Ali ibn Abi Talib said: "Verily the Prophet said: 'Allah divided the earth in two halves and placed (me) in the better of the two, then He divided the half in three parts, and I was in the best of them, then He chose the Arabs from among the people, then He chose the Quraysh from among the Arabs, then He chose the children of Abd al-Muttalib from among the Banu Hashim, then he chose me from among the children of Abd al-Muttalib, and from them he chose me.'"(5) 

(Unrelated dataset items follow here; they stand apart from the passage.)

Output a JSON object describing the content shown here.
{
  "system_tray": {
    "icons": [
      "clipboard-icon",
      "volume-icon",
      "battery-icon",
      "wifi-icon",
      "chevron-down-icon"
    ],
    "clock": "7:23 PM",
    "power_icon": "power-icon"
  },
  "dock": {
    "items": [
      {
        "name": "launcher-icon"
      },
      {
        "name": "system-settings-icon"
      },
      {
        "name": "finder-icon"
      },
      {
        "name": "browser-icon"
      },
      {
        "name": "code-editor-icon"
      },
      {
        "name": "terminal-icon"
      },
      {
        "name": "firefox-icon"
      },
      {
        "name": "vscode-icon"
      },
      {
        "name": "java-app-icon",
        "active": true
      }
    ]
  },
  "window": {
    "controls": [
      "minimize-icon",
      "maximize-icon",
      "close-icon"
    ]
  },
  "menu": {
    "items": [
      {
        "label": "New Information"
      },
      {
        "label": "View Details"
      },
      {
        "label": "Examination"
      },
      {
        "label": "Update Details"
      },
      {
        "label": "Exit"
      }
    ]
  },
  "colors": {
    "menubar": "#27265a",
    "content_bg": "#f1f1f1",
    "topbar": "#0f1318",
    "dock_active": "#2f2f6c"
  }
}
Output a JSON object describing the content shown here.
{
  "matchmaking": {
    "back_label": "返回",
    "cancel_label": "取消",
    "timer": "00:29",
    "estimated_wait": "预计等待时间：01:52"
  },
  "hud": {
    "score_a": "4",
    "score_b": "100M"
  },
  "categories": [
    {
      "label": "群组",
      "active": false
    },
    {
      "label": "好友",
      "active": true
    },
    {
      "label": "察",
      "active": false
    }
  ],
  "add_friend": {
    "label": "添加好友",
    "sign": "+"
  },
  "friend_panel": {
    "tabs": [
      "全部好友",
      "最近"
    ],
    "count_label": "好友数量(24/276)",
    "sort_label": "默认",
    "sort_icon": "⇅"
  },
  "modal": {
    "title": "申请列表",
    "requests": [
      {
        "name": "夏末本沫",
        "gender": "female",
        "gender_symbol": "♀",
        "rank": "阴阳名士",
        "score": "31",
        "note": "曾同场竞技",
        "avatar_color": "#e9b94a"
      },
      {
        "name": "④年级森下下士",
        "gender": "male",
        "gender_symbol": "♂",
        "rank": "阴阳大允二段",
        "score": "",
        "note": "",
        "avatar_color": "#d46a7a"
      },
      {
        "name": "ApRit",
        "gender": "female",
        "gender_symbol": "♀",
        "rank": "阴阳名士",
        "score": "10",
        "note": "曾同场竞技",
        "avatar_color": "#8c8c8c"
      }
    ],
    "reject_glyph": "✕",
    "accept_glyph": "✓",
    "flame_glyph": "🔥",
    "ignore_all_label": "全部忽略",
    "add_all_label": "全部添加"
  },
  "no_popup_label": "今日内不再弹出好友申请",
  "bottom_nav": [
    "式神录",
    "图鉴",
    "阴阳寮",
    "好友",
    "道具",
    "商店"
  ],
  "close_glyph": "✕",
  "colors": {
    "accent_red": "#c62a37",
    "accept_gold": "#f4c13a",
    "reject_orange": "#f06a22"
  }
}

Imam al-Tabari, a leading Sunni scholar and jurist of the 9th century most known for his works on early Islamic history, quotes the sahaba (companion) Thabit bin Qays bin Shammas, who said in the presence of Muhammad: "Arabs are the most noble people in lineage, the most prominent, and the best in deeds. We were the first to respond to the call of the Prophet. We are Allah’s helpers and the viziers of His Messenger. We fight people until they believe in Allah. He who believes in Allah and His Messenger has protected his life and possessions from us. As for one who disbelieves, we will fight him forever in Allah’s Cause. Killing him is a small matter to us."(6)

Amjad Rasheed, a scholar with the Sufi-oriented SunniPath, issued a fatwa entitled: "Arabs preferred over other nations": "Therefore the preference of Arabs over other nations, and the preference of some Arabs over other Arabs is affirmed in the Sacred Law....Allah Glorious and Exalted is He, has chosen some men over others, such as the prophets over others and even some prophets over other prophets. Muslims should not have any objection to this, because all of this returns to the wisdom of the Most Wise, Glorious is He, who is not asked about what He does....And among His rulings is that Arabs are preferred over others and that some Arabs are better than other Arabs, as the above hadith clearly explained. So it is not appropriate for anyone to disagree in this when the proof is perfectly valid....As for the preference of an Arab over a non-Arab, and the preference of some Arabs over others, this is not a deed that one can earn. Rather, it is a bounty that Allah gives to whom He wills....It is obligatory on a Muslim to believe that Arabs are preferred over other nations because there is a proof for it."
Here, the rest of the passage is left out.